Ele acredita que, em vez de política monetária, o mercado de títulos está refletindo preocupações de curto prazo, como a instabilidade política na Espanha, o referendo no Reino Unido antes de sair da União Europeia, bem como os últimos dados de emprego nos USA. Acrescentando a essas questões, são preocupações de longo prazo que foram arrastando para baixo os rendimentos.

"Parece-nos que os sinais de fraqueza econômica dos EUA estão por trás da mudança de rendimentos dos títulos, junto com a cumplicidade do fracasso da economia chinesa, para responder de forma significativa o grande estímulo dado".

"Estamos atentos para ver se a queda de juros é uma manifestação diferente da turbulência que vimos nos mercados em agosto passado e no início deste ano."




Mortimer-Lee também afirmou que, olhando para frente, as quedas de juros revelam uma tendência preocupante na confiança dos investidores. Rendimentos mais elevados (em teoria) devem refletir as perspectivas de crescimento a longo prazo e a saúde da economia. O fato das taxas estarem baixas, na opinião de Mortimer-Lee, é porque os investidores estão expressando sérias preocupações sobre a estabilidade financeira das economias globais.

Além disso, a tendência das taxas de títulos de longo prazo cairam a níveis próximos dos títulos de dívida de curto prazo, também referido como um achatamento da curva de rendimentos, que também preocupa.

Rendimentos de títulos são inerentemente prospectivas. O achatamento desse diferencial não é um bom sinal, porque sinaliza menos fé nas futuras perspectivas de crescimento e / ou inflação. O Gráfico a seguir expressa o crescimento do PIB dos EUA e o diferencial de juros entre os títulos de 10 anos e 2 anos. Ele parece sugerir uma defasagem de cerca de um ano, entre a mudança na curva e subsequente desempenho do crescimento. Visto por este prisma, o achatamento recente da curva de títulos parece preocupante, uma vez que, pode prenunciar um novo enfraquecimento da atividade nos próximos meses.
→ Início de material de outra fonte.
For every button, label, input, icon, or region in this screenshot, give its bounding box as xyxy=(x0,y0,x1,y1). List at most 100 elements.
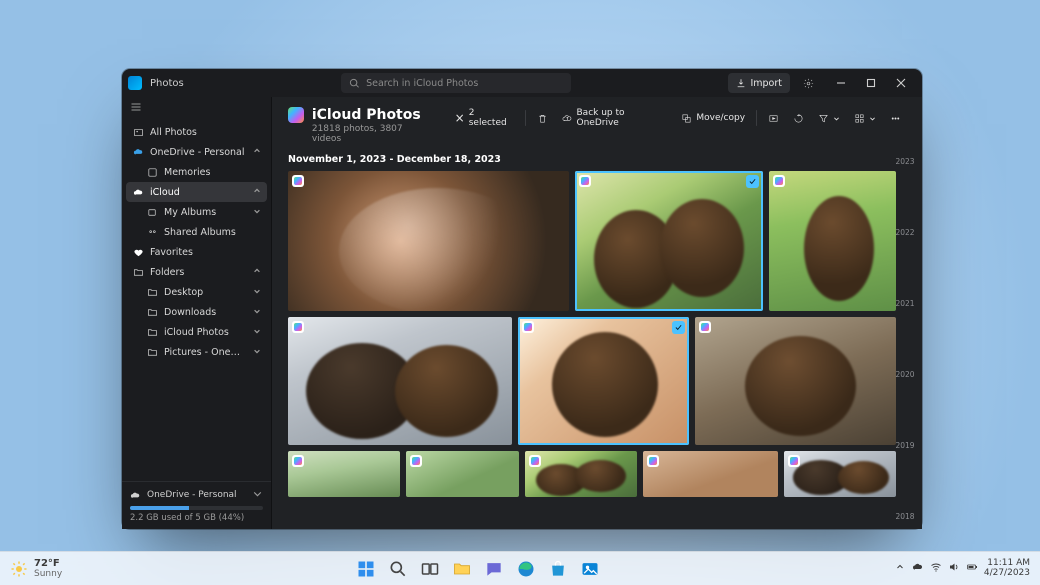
photo-thumb[interactable] xyxy=(288,171,569,311)
photo-thumb[interactable] xyxy=(695,317,896,445)
start-button[interactable] xyxy=(352,555,380,583)
taskbar: 72°F Sunny 11:11 AM 4/27/2023 xyxy=(0,551,1040,585)
photo-thumb[interactable] xyxy=(518,317,689,445)
menu-icon xyxy=(130,101,142,113)
windows-icon xyxy=(356,559,376,579)
search-icon xyxy=(349,78,360,89)
photo-thumb[interactable] xyxy=(406,451,518,497)
storage-progressbar xyxy=(130,506,263,510)
source-badge-icon xyxy=(529,455,541,467)
tray-battery[interactable] xyxy=(966,561,978,576)
onedrive-icon xyxy=(132,146,144,158)
import-button[interactable]: Import xyxy=(728,73,790,93)
album-icon xyxy=(146,206,158,218)
more-icon xyxy=(890,113,901,124)
weather-widget[interactable]: 72°F Sunny xyxy=(10,558,62,579)
selected-check-icon xyxy=(672,321,685,334)
sidebar-folders[interactable]: Folders xyxy=(126,262,267,282)
delete-button[interactable] xyxy=(532,107,553,129)
folder-icon xyxy=(132,266,144,278)
sidebar-my-albums[interactable]: My Albums xyxy=(126,202,267,222)
close-button[interactable] xyxy=(886,71,916,95)
sidebar-shared-albums[interactable]: Shared Albums xyxy=(126,222,267,242)
source-badge-icon xyxy=(522,321,534,333)
taskbar-chat[interactable] xyxy=(480,555,508,583)
photo-thumb[interactable] xyxy=(643,451,778,497)
titlebar: Photos Search in iCloud Photos Import xyxy=(122,69,922,97)
source-badge-icon xyxy=(647,455,659,467)
app-title: Photos xyxy=(150,78,184,89)
maximize-button[interactable] xyxy=(856,71,886,95)
tray-volume[interactable] xyxy=(948,561,960,576)
filter-button[interactable] xyxy=(813,107,845,129)
minimize-button[interactable] xyxy=(826,71,856,95)
filter-icon xyxy=(818,113,829,124)
photo-thumb[interactable] xyxy=(769,171,896,311)
photos-app-window: Photos Search in iCloud Photos Import xyxy=(122,69,922,529)
chevron-up-icon xyxy=(253,147,261,158)
photo-thumb[interactable] xyxy=(525,451,637,497)
storage-panel[interactable]: OneDrive - Personal 2.2 GB used of 5 GB … xyxy=(122,481,271,529)
hamburger-button[interactable] xyxy=(122,97,271,120)
storage-label: OneDrive - Personal xyxy=(147,490,237,500)
icloud-icon xyxy=(132,186,144,198)
source-badge-icon xyxy=(292,175,304,187)
movecopy-button[interactable]: Move/copy xyxy=(676,107,750,129)
photo-grid xyxy=(272,171,922,529)
sidebar-folder-pictures-onedrive[interactable]: Pictures - OneDrive Personal xyxy=(126,342,267,362)
heart-icon xyxy=(132,246,144,258)
sidebar-onedrive[interactable]: OneDrive - Personal xyxy=(126,142,267,162)
grid-icon xyxy=(854,113,865,124)
sidebar-folder-downloads[interactable]: Downloads xyxy=(126,302,267,322)
memories-icon xyxy=(146,166,158,178)
view-button[interactable] xyxy=(849,107,881,129)
taskbar-explorer[interactable] xyxy=(448,555,476,583)
year-scrubber[interactable]: 2023 2022 2021 2020 2019 2018 xyxy=(894,157,916,521)
search-icon xyxy=(388,559,408,579)
clear-selection-button[interactable]: × 2 selected xyxy=(450,107,519,129)
tray-chevron[interactable] xyxy=(894,561,906,576)
more-button[interactable] xyxy=(885,107,906,129)
taskbar-search[interactable] xyxy=(384,555,412,583)
sidebar-icloud[interactable]: iCloud xyxy=(126,182,267,202)
selected-check-icon xyxy=(746,175,759,188)
source-badge-icon xyxy=(579,175,591,187)
photo-thumb[interactable] xyxy=(288,451,400,497)
cloud-icon xyxy=(130,490,141,501)
photo-thumb[interactable] xyxy=(575,171,763,311)
source-badge-icon xyxy=(292,321,304,333)
taskbar-edge[interactable] xyxy=(512,555,540,583)
source-badge-icon xyxy=(699,321,711,333)
date-range-header: November 1, 2023 - December 18, 2023 xyxy=(272,150,922,171)
sidebar-folder-desktop[interactable]: Desktop xyxy=(126,282,267,302)
images-icon xyxy=(132,126,144,138)
sidebar-all-photos[interactable]: All Photos xyxy=(126,122,267,142)
search-input[interactable]: Search in iCloud Photos xyxy=(341,73,571,93)
chevron-up-icon xyxy=(253,187,261,198)
taskbar-photos[interactable] xyxy=(576,555,604,583)
chevron-up-icon xyxy=(253,267,261,278)
sidebar-favorites[interactable]: Favorites xyxy=(126,242,267,262)
sidebar: All Photos OneDrive - Personal Memories … xyxy=(122,97,272,529)
rotate-button[interactable] xyxy=(788,107,809,129)
source-badge-icon xyxy=(292,455,304,467)
photo-thumb[interactable] xyxy=(784,451,896,497)
sidebar-folder-icloud-photos[interactable]: iCloud Photos xyxy=(126,322,267,342)
folder-icon xyxy=(146,326,158,338)
source-badge-icon xyxy=(773,175,785,187)
taskbar-taskview[interactable] xyxy=(416,555,444,583)
tray-wifi[interactable] xyxy=(930,561,942,576)
slideshow-button[interactable] xyxy=(763,107,784,129)
photo-thumb[interactable] xyxy=(288,317,512,445)
gear-icon xyxy=(803,78,814,89)
movecopy-icon xyxy=(681,113,692,124)
store-icon xyxy=(548,559,568,579)
taskview-icon xyxy=(420,559,440,579)
tray-onedrive[interactable] xyxy=(912,561,924,576)
sidebar-memories[interactable]: Memories xyxy=(126,162,267,182)
taskbar-store[interactable] xyxy=(544,555,572,583)
backup-button[interactable]: Back up to OneDrive xyxy=(557,107,673,129)
clock[interactable]: 11:11 AM 4/27/2023 xyxy=(984,559,1030,579)
photos-icon xyxy=(580,559,600,579)
settings-button[interactable] xyxy=(798,73,818,93)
A inversão da curva de rendimentos, ou o rendimento de títulos de 10 anos caindo abaixo dos títulos de dois anos, tem sido observado como um dos indicadores mais confiáveis ​​para prever uma recessão nos EUA. Então, como isso está mais próximo de acontecer, os temores de recessão podem borbulhar.

"Os mercados de risco, muitas vezes trata as 'más’ notícias como boas notícias', em que, o enfraquecimento da atividade sinaliza um FED mais acomodativo".

"No entanto, o alcance limitado do FED, tem que lidar com os desenvolvimentos significativamente adversos. Isso deve significar que, uma má notícia seja vista pelo que ela é: Má notícia!

Hoje excepcionalmente não farei nenhum comentário técnico, o motivo é que um resultado adverso do Brexit poderá modificar significativamente as cotações. Além do mais, mesmo que não ocorra mudança, ou seja, a Inglaterra permaneça no euro, ainda existe aquele famoso ditado: ”sobe no boato e caí fato”. Quero deixar registrado também que, se a margem de vitória for muito estreita, tipo 51 x 49, terá um efeito imediato negativo. É uma vitória não convincente.

Vou atualizar o stoploss do ouro a US$ 1.275, preço de entrada da posição.

O SP500 fechou a 2.113, com alta de 1,34%; o USDBRL a R$ 3,3396, com queda de 1,07%; o EURUSD a 1,1381, com alta de 0,77%; o ouro a US$ 1.257, com queda de 0,70%.